Lay ~75mm over the dirt and water it down.
That is all I did and it is ok until I skid the tractor wheels on it. That will dig it up a bit. 
Did not wash out in the rain but does stick to the tyres when wet. 
You can see it in the pix. 
This is my incoming wood heap. Red gum for turning.
Still a bit more to bring in yet. 
The TLB (tractor loader backhoe) has been driving backwards and forwards across the Deco granite with only a little marking of the surface.
Some of those half rounds of log go in excess of 300Kg.
That is a 20 litre drum of end seal, in the foreground.

----------


## JDub

Thanks david, 
A friend of mine has just done it (he is a carpenter/landscaper), he layed 100mm of crushed concrete then 100mm of the red deco granite. Looks good. 
Might just bite the bullet and do it properly (with the base course).... sigh. Damn my anal nature. :Rolleyes:  why cant I just be half arsed LOL 
Cheers
Joel

----------


## Zedd

my neighbour had small pebbles on his driveway, everytime he drove in it sounded like the gestapo had arrived to arrest some poor bastard until he just installed a concrete one which is black  :eek:  but at least its quiet now.... make sure you tell your neighbours to thank you for not using pebbled drive instead of decomposed granite.  :Biggrin:   
that looks like angophra (sydney redgum) in the photies ? correct ??? theres some size there.... 
I reckon your on the money - road base, compact, deco granite.

----------


## DavidG

Zed
E:blakelyi
It is common round Canberra. This was a 100+ year old tree the gov condemmed and gave the owner 12 mths to get it down.
Solid as a rock all the way through. Would have stood for another 100+ years.
Was just over 900mm at the base (minus bark).
Would have loved to have slabbed some but my chainsaw is only an 18". 
JDub
You need a solid base if your ground is soft. Mine was very hard.
If you use the red granite it will need cement as it never sets. 
The yellowy brown gunk that Corkill has at this time sets like a brick. Not all will do that so you need to check where you are getting the deco granite from and see how it holds together.

----------


## JDub

> JDub
> You need a solid base if your ground is soft. Mine was very hard.
> If you use the red granite it will need cement as it never sets. 
> The yellowy brown gunk that Corkill has at this time sets like a brick. Not all will do that so you need to check where you are getting the deco granite from and see how it holds together.

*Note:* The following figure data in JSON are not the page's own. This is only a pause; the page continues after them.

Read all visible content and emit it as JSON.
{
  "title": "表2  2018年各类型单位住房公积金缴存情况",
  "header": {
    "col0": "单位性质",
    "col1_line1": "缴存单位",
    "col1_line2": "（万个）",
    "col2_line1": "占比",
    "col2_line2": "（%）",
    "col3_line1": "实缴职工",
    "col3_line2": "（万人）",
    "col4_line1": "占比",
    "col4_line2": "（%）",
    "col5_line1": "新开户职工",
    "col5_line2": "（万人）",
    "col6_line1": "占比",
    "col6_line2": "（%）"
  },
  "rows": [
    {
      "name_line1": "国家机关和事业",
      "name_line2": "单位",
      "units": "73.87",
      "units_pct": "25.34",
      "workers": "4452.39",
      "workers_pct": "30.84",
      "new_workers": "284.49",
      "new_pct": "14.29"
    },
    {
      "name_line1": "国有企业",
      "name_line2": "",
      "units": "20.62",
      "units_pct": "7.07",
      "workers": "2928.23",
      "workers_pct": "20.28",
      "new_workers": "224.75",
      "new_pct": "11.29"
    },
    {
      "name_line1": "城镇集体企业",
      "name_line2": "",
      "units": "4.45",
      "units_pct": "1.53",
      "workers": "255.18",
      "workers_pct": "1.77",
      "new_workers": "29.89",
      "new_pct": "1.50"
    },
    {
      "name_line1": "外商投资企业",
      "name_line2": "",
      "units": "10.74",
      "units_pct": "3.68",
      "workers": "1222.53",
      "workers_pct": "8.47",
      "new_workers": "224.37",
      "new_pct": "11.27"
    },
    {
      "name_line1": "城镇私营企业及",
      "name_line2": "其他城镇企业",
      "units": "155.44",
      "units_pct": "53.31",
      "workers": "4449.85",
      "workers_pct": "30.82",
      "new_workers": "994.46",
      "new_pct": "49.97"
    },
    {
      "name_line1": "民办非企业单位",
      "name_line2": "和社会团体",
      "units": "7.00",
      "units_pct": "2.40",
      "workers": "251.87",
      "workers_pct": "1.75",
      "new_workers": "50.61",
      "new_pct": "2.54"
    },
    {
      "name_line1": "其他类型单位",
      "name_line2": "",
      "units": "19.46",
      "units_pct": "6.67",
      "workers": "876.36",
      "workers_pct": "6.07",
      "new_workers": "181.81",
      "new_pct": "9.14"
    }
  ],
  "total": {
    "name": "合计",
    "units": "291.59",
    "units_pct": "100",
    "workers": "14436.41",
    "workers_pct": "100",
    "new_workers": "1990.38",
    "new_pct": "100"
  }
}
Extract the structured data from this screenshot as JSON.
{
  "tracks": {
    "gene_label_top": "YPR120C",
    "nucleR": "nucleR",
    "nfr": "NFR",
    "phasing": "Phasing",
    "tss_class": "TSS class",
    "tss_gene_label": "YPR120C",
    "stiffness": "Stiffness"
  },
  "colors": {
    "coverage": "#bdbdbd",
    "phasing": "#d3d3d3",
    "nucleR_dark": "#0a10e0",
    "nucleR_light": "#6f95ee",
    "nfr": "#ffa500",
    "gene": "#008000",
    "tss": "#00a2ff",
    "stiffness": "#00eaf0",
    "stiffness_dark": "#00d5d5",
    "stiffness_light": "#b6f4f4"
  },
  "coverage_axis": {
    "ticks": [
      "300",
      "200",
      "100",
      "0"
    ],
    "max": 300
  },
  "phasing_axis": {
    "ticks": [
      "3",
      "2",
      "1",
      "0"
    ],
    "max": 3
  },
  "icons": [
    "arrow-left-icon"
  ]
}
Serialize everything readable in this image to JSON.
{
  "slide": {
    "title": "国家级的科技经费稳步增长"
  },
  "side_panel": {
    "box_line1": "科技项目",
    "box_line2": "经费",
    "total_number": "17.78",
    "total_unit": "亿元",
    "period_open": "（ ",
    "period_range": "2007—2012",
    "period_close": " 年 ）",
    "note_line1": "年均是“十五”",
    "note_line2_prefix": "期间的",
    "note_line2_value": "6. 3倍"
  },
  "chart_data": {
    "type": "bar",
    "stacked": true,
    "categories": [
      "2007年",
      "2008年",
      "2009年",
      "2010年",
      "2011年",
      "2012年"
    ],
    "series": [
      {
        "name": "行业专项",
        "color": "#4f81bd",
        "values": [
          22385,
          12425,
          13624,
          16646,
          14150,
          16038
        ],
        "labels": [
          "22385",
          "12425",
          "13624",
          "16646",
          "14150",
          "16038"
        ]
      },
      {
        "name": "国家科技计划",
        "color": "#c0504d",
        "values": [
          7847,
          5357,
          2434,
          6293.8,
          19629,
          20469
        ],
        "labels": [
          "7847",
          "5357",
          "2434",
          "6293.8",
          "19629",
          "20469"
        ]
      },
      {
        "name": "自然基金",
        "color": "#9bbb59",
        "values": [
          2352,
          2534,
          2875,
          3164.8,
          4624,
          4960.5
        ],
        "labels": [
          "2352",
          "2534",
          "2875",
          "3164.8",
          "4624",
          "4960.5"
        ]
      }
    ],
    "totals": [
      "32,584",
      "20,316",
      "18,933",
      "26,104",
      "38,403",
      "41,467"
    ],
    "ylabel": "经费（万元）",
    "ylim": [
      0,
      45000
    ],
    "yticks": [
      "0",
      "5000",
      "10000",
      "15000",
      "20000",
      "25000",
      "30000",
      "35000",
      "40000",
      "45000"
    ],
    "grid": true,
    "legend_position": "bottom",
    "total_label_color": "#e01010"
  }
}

  Yer I intended using the yellowish one anway as I prefer the look. 
Does the corkhill bros one actually have the cement premixed david or does it just naturally set harder? 
Do you happen to remember the cost per cubic metre?  I suppose I could get off my lazy behind and give them a call myself  :Wink:

----------


## DavidG

JDub
The ability of it to stick together depends on the mix of gunk (fines and coarse and clay particles) in the deco granite.
This depends on the pit it is coming from. 
Luck of the draw but the browny yellow seems to stick the best. 
The red ends up down the street every time it rains. 
I spread mine with my backhoe (little) and packed it by back dragging the bucket. 
Only took a day (in total) to dig out and lay, including the garden.
Forgot the cost but I used about 8 metres of the granite in two batches. 
I did one layer then waited a week of packing and watering before I put the top layer on.

----------